What Ever Happened to 3:AM Magazine?

You may have read in the grown up books pages that the online journal I write for, 3:AM Magazine, recently vanished from the internet. It’s a bizarre episode. I felt like the guys in Red Dwarf must have felt, when they lost Red Dwarf. My editor, Andrew Gallix, takes up the story:

3:AM’s servers (located in Dallas, Texas) were owned by a company (based in Saint Joseph, Missouri) whose website was down. Emails bounced back and the phone had been disconnected. We naturally assumed that the owner – whose main claim to fame was his contribution to the penis-enlargement business – had done a runner. But as soon as the word was out, we were inundated with heart-warming messages of support and offers of help via social media, and within a few hours, Twitter had located the owner’s whereabouts. 3:AM readers informed us that he was now the landlord of – or an employee in (there were conflicting reports) – a tattoo parlour. Someone even kindly mailed me an overexposed picture of the aforementioned establishment.

American novelist Steve Himmer spotted that he and the alleged fugitive had a friend in common on Facebook, who was able to send a direct message. London-based author Susana Medina friended him and striked up a conversation. His mobile phone number and personal email addresses were soon unearthed and passed on by amateur sleuths. Blogger Edward Champion conducted a phone interview with the errant entrepreneur in which the latter claimed that he had wound up his web hosting business in 2008 and had no idea that he was still hosting us. He mentioned a ‘server admin in Bucharest’ – name of Florin – who had been handling the company’s ‘lingering details’. If this is all true, and it could well be, 3:AM had been running on some unattended phantom server. I also wonder whom I have been paying all these years.

Our travails were also reported in the Independent. The note of pathos in Gallix’s last line is a delight:

Mr Gallix is trying to track down the person responsible for the servers. After a few false leads, as well as a disconnected phone and emails bouncing back, he believes he has tracked him down.

‘At this stage, we do not know if we’ll ever be able to speak to him and if he can switch his server back on long enough to allow us to move 12 years’ worth of content to another, more reliable host,’ Mr Gallix said. ‘I should have backed it up somewhere else, but it never occurred to me.’

There’s a happy ending to this as our digital tech guys have been working like demons all summer to get the site back online. It has now been relaunched, with a new design by Rhys Tranter, and pretty much all the content has been resurrected.

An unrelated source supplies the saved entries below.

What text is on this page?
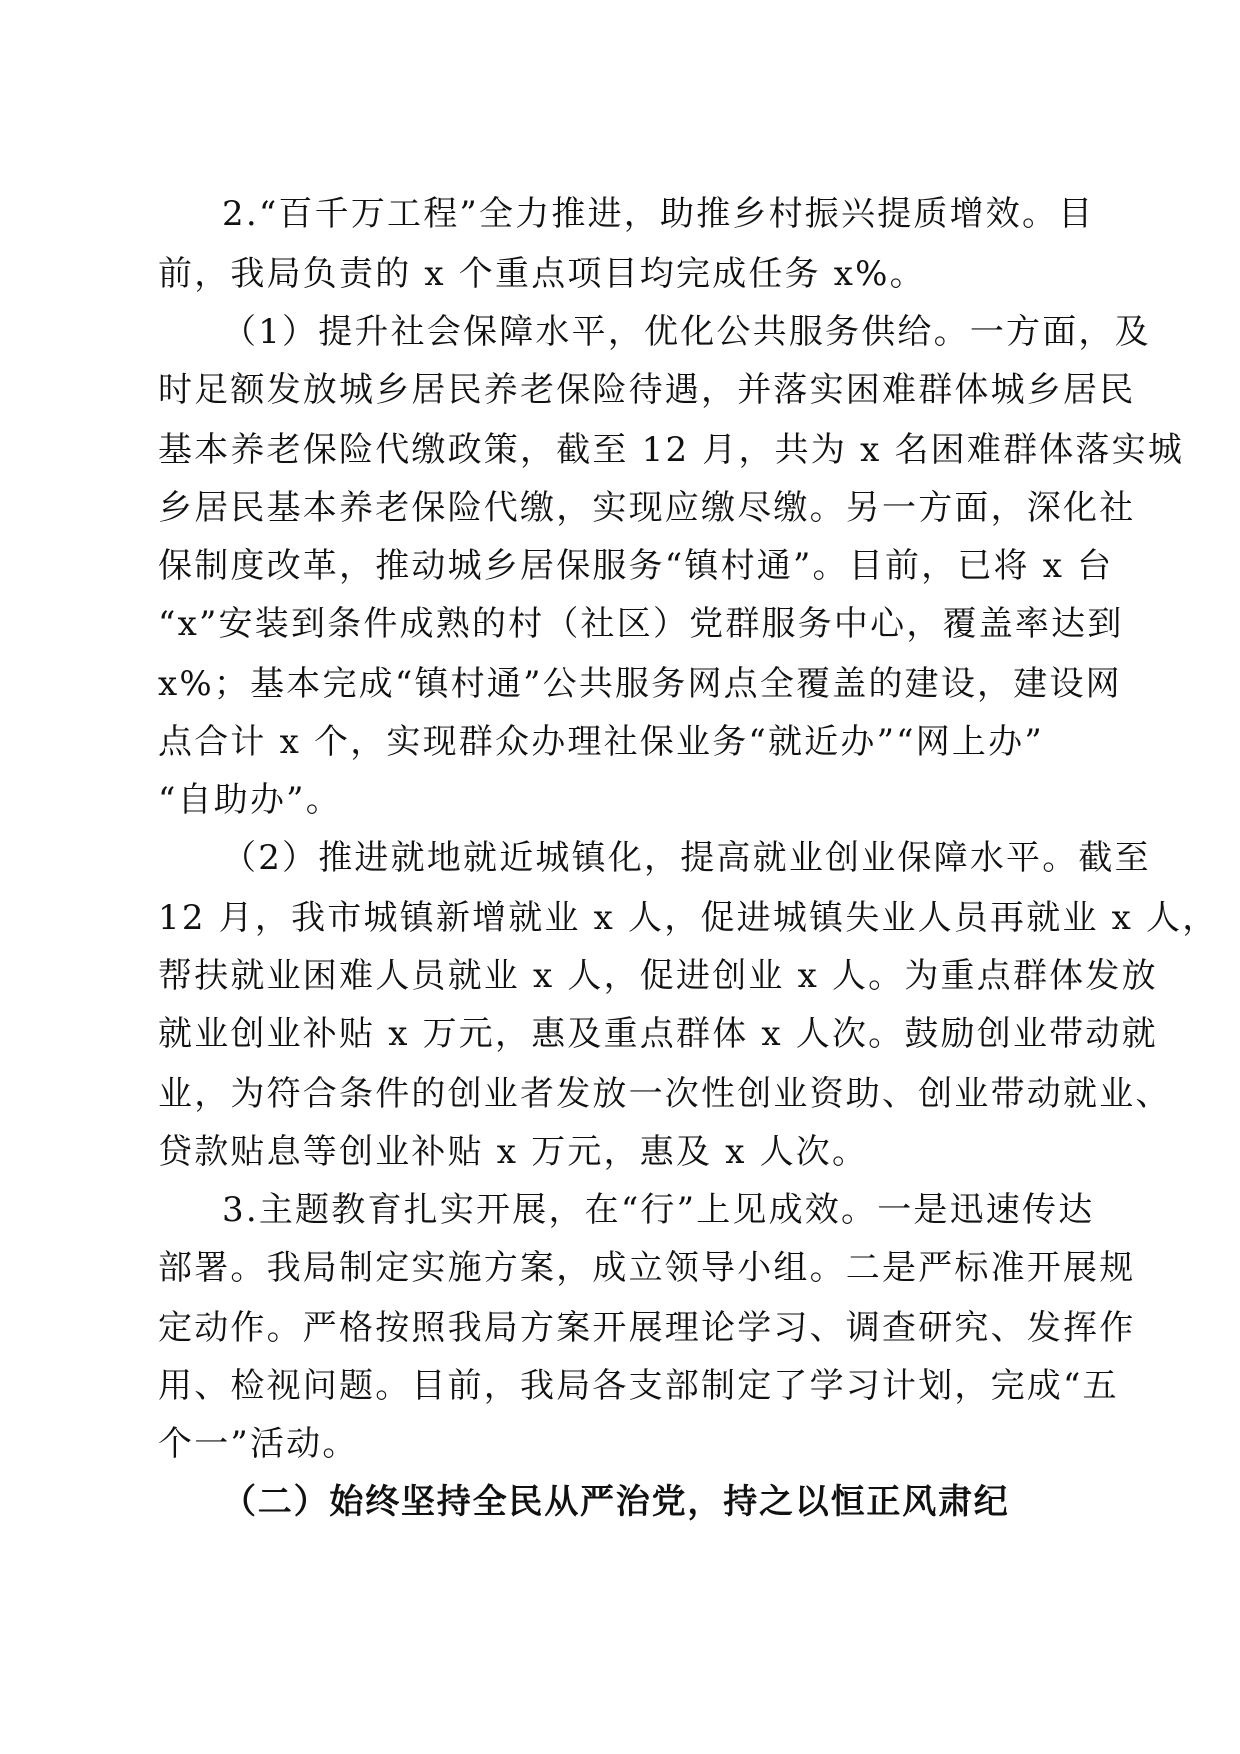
2.“百千万工程”全力推进，助推乡村振兴提质增效。目
前，我局负责的 x 个重点项目均完成任务 x%。
（1）提升社会保障水平，优化公共服务供给。一方面，及
时足额发放城乡居民养老保险待遇，并落实困难群体城乡居民
基本养老保险代缴政策，截至 12 月，共为 x 名困难群体落实城
乡居民基本养老保险代缴，实现应缴尽缴。另一方面，深化社
保制度改革，推动城乡居保服务“镇村通”。目前，已将 x 台
“x”安装到条件成熟的村（社区）党群服务中心，覆盖率达到
x%；基本完成“镇村通”公共服务网点全覆盖的建设，建设网
点合计 x 个，实现群众办理社保业务“就近办”“网上办”
“自助办”。
（2）推进就地就近城镇化，提高就业创业保障水平。截至
12 月，我市城镇新增就业 x 人，促进城镇失业人员再就业 x 人，
帮扶就业困难人员就业 x 人，促进创业 x 人。为重点群体发放
就业创业补贴 x 万元，惠及重点群体 x 人次。鼓励创业带动就
业，为符合条件的创业者发放一次性创业资助、创业带动就业、
贷款贴息等创业补贴 x 万元，惠及 x 人次。
3.主题教育扎实开展，在“行”上见成效。一是迅速传达
部署。我局制定实施方案，成立领导小组。二是严标准开展规
定动作。严格按照我局方案开展理论学习、调查研究、发挥作
用、检视问题。目前，我局各支部制定了学习计划，完成“五
个一”活动。
（二）始终坚持全民从严治党，持之以恒正风肃纪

So it’s time to contextualise some more links. Here’s my review of Sam Thompson’s Booker longlisted Communion Town: also, I have an essay on John Irving, using his new novel In One Person as my hook. Also, a short story, ‘Say Your Lesson,’ has been published on Squawkback.

The line in my Communion Town review: ‘a womb garden that rivals the real’ is from Jim Morrison’s poem ‘The Womb Garden’, available in the collection The Lords and the New Creatures.

‘Sir, we did not lose 3:AM. 3:AM was taken from us, by person or persons unknown’


2 Responses to “What Ever Happened to 3:AM Magazine?”

  1. James Burt Says:

    Hi Max,

    If there is some missing content from after July 2008, there may be a copy of it in an RSS system I have access to. It looks as if the full articles were on the feed, and therefore in the store. Let me know if this is of any use.